Loney: Looking at the data that you’ve collected for both candidates, what do you think are the most important takeaways from the numbers we see so far?

Smetters: Everybody wants to focus on the relative. Who’s better? I think that’s missing the big picture. The big picture is, we’re on this explosive debt path right now. And that is going to eventually accumulate in the form of some type of major problem. Either sharp increases in taxes in the future, sharp decreases in spending, or if those don’t get done, sharp increases in inflation. We’ve had this experience with higher-than-normal inflation. We can get back to 2% inflation for a few years. But if Congress doesn’t do anything, the only thing that can be done is to monetize the debt. You could be talking about 4% or 5% inflation going on for a couple of decades as one of our realistic outcomes.

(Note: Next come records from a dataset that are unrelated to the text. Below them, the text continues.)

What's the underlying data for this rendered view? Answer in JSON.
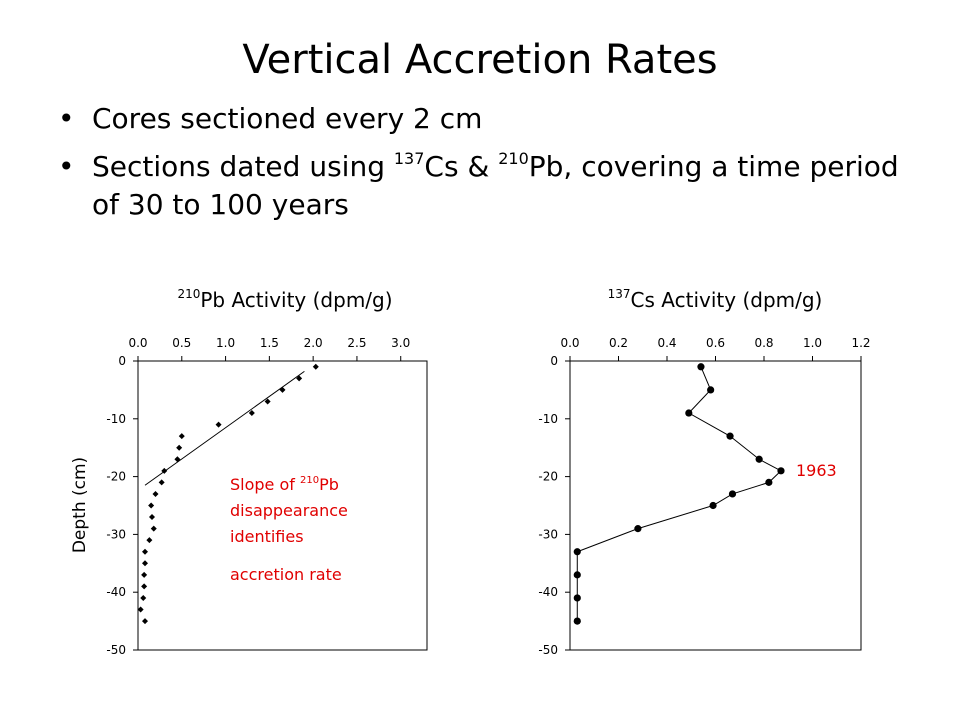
{
  "slide": {
    "title": "Vertical Accretion Rates",
    "bullet_symbol": "•",
    "bullet1": "Cores sectioned every 2 cm",
    "bullet2_part1": "Sections dated using ",
    "bullet2_sup1": "137",
    "bullet2_part2": "Cs & ",
    "bullet2_sup2": "210",
    "bullet2_part3": "Pb, covering a time period of 30 to 100 years"
  },
  "chart_data": [
    {
      "type": "scatter",
      "title_sup": "210",
      "title": "Pb Activity (dpm/g)",
      "ylabel": "Depth (cm)",
      "xlim": [
        0.0,
        3.3
      ],
      "ylim": [
        -50,
        0
      ],
      "xticks": [
        "0.0",
        "0.5",
        "1.0",
        "1.5",
        "2.0",
        "2.5",
        "3.0"
      ],
      "yticks": [
        "0",
        "-10",
        "-20",
        "-30",
        "-40",
        "-50"
      ],
      "points": [
        {
          "x": 2.03,
          "y": -1
        },
        {
          "x": 1.84,
          "y": -3
        },
        {
          "x": 1.65,
          "y": -5
        },
        {
          "x": 1.48,
          "y": -7
        },
        {
          "x": 1.3,
          "y": -9
        },
        {
          "x": 0.92,
          "y": -11
        },
        {
          "x": 0.5,
          "y": -13
        },
        {
          "x": 0.47,
          "y": -15
        },
        {
          "x": 0.45,
          "y": -17
        },
        {
          "x": 0.3,
          "y": -19
        },
        {
          "x": 0.27,
          "y": -21
        },
        {
          "x": 0.2,
          "y": -23
        },
        {
          "x": 0.15,
          "y": -25
        },
        {
          "x": 0.16,
          "y": -27
        },
        {
          "x": 0.18,
          "y": -29
        },
        {
          "x": 0.13,
          "y": -31
        },
        {
          "x": 0.08,
          "y": -33
        },
        {
          "x": 0.08,
          "y": -35
        },
        {
          "x": 0.07,
          "y": -37
        },
        {
          "x": 0.07,
          "y": -39
        },
        {
          "x": 0.06,
          "y": -41
        },
        {
          "x": 0.03,
          "y": -43
        },
        {
          "x": 0.08,
          "y": -45
        }
      ],
      "trendline": [
        {
          "x": 0.08,
          "y": -21.5
        },
        {
          "x": 1.9,
          "y": -1.8
        }
      ],
      "annotation": {
        "line1_part1": "Slope of ",
        "line1_sup": "210",
        "line1_part2": "Pb",
        "line2": "disappearance",
        "line3": "identifies",
        "line4": "accretion rate",
        "color": "#e00000"
      }
    },
    {
      "type": "line",
      "title_sup": "137",
      "title": "Cs Activity (dpm/g)",
      "xlim": [
        0.0,
        1.2
      ],
      "ylim": [
        -50,
        0
      ],
      "xticks": [
        "0.0",
        "0.2",
        "0.4",
        "0.6",
        "0.8",
        "1.0",
        "1.2"
      ],
      "yticks": [
        "0",
        "-10",
        "-20",
        "-30",
        "-40",
        "-50"
      ],
      "points": [
        {
          "x": 0.54,
          "y": -1
        },
        {
          "x": 0.58,
          "y": -5
        },
        {
          "x": 0.49,
          "y": -9
        },
        {
          "x": 0.66,
          "y": -13
        },
        {
          "x": 0.78,
          "y": -17
        },
        {
          "x": 0.87,
          "y": -19
        },
        {
          "x": 0.82,
          "y": -21
        },
        {
          "x": 0.67,
          "y": -23
        },
        {
          "x": 0.59,
          "y": -25
        },
        {
          "x": 0.28,
          "y": -29
        },
        {
          "x": 0.03,
          "y": -33
        },
        {
          "x": 0.03,
          "y": -37
        },
        {
          "x": 0.03,
          "y": -41
        },
        {
          "x": 0.03,
          "y": -45
        }
      ],
      "annotation": {
        "text": "1963",
        "color": "#e00000"
      }
    }
  ]
}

So, that’s the current law. Both candidates are doing the same thing. They’re adding to that debt. They’re both going to contract the economy. On top of that, here’s what’s they’re both missing: We are in a position right now where we could actually bring down debt while growing the economy. On the Penn Wharton Budget Model website, we have three different major options. We don’t call them liberal, conservative, and moderate. But essentially, that’s what they are. Bundles one, two, and three. There are definitely ideas that are consistent with each kind of worldview out there that can bring down debt while actually growing the economy. But it requires making tough choices.